I just celebrated by 21rst birthday (hehe), okay 41st. I spent the weekend with my long-time partner Keith, wine tasting in Paso Robles. It was wonderful to spend a couple of days with my love, sipping wine, staying quiet, and reveling in the vineyards’ beauty. That was my gift–the experience of a new memory with the man of my dreams. My birthday falls about a month before Thanksgiving (my favorite holiday), which, for some, is sadly overshadowed by my least favorite day “Black Friday”.
The holidays are meant to be a time of basking in the glow of love, family, and friends not obsessing over the acquisition of things we and others don’t need. Keith and I have adopted a no-gifting-things policy. We are committed to spending our money gifting each other “experiences” verses “things”. Come birthdays, Christmas, and anniversaries we gift one another a winery tour, a weekend getaway, or my personal favorite thus far, tickets to a concert series at the La Jolla Birch Aquarium. We have enjoyed creating memories together verses giving jewelry, shoes, electronics… things that will all fade away quickly.
There is ample research behind happiness and the insatiable pursuit thereof. A case study conducted by Gallup proves spending money on things will not make you happier. The study shows that “buying experiences such as going out to dinner or taking a vacation are far more effective at increasing our own wellbeing and the wellbeing of others is. Experiences last while material purchases fade. Even if you feel better immediately after your purchase, studies show that our satisfaction with material goods decreases over time. But if we use our money to buy pleasant experiences, we get the benefit of looking forward to the event, the actual experience, and in some cases, decades of fond memories. Material items lose their novelty, but we can relive memories indefinitely. Even brief experiential purchases such as dining out or going to a movie increase our wellbeing. In addition to satisfying our need for social time, we are less likely to regret experiential purchases, which increase our satisfaction with these decisions over time”
I found it interesting that the more money you make, the fewer things you should buy as Gallup supports, “As income levels increase, experiential purchases produce two to three times the levels of wellbeing when compared to material purchases.”

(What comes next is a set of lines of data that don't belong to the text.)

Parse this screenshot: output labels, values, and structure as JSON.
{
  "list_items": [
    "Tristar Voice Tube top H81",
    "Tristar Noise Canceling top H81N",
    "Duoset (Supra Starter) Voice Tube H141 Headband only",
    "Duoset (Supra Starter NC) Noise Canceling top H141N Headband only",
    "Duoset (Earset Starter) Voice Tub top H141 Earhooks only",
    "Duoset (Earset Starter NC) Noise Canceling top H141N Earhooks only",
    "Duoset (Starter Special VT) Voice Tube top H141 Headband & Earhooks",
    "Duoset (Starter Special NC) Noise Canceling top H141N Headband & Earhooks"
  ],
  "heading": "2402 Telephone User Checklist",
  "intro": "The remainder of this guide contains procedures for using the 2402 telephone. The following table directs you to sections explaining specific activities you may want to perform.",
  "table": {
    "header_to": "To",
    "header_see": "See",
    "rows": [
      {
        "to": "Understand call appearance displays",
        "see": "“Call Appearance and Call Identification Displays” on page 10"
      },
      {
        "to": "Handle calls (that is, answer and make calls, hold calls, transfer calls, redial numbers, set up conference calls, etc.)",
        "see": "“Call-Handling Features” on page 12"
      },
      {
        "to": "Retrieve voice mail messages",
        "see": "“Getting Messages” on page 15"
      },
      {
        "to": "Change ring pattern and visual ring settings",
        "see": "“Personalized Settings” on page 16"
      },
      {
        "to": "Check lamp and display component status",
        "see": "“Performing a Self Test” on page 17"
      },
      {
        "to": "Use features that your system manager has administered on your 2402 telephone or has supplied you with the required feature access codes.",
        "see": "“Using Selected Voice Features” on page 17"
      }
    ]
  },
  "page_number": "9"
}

Every Hollywood celebrity needs to read this.
“We don’t get bored with fond memories like we do with tangible objects. And we don’t second-guess whether we should have made a different decision, as we do with material things. When we purchase meaningful experiences, it buys us memories that continue to grow, and we get more out of every dollar we spend.”
My team and I have adopted this policy for our gift giving. At the end of the year, each team member received $150 from me and is matched with a person on our team to spend it on. They are responsible for getting to know that team-member and figuring out what amazing experience they can gift; truly a gift that keeps on giving.
There is always someone who is impossible to shop for. We rack our brains over what to get that special someone, especially the person who “seems to have it all”. I challenge you to gift them an experience, horseback riding lessons, a night stay at a new hotel, or something they’ve been dying to try but didn’t have the resources or time to do it. Your gift will last longer than any gadget, tennis bracelet, or bottle of wine and their life will forever be enhanced by their opportunity to try something new.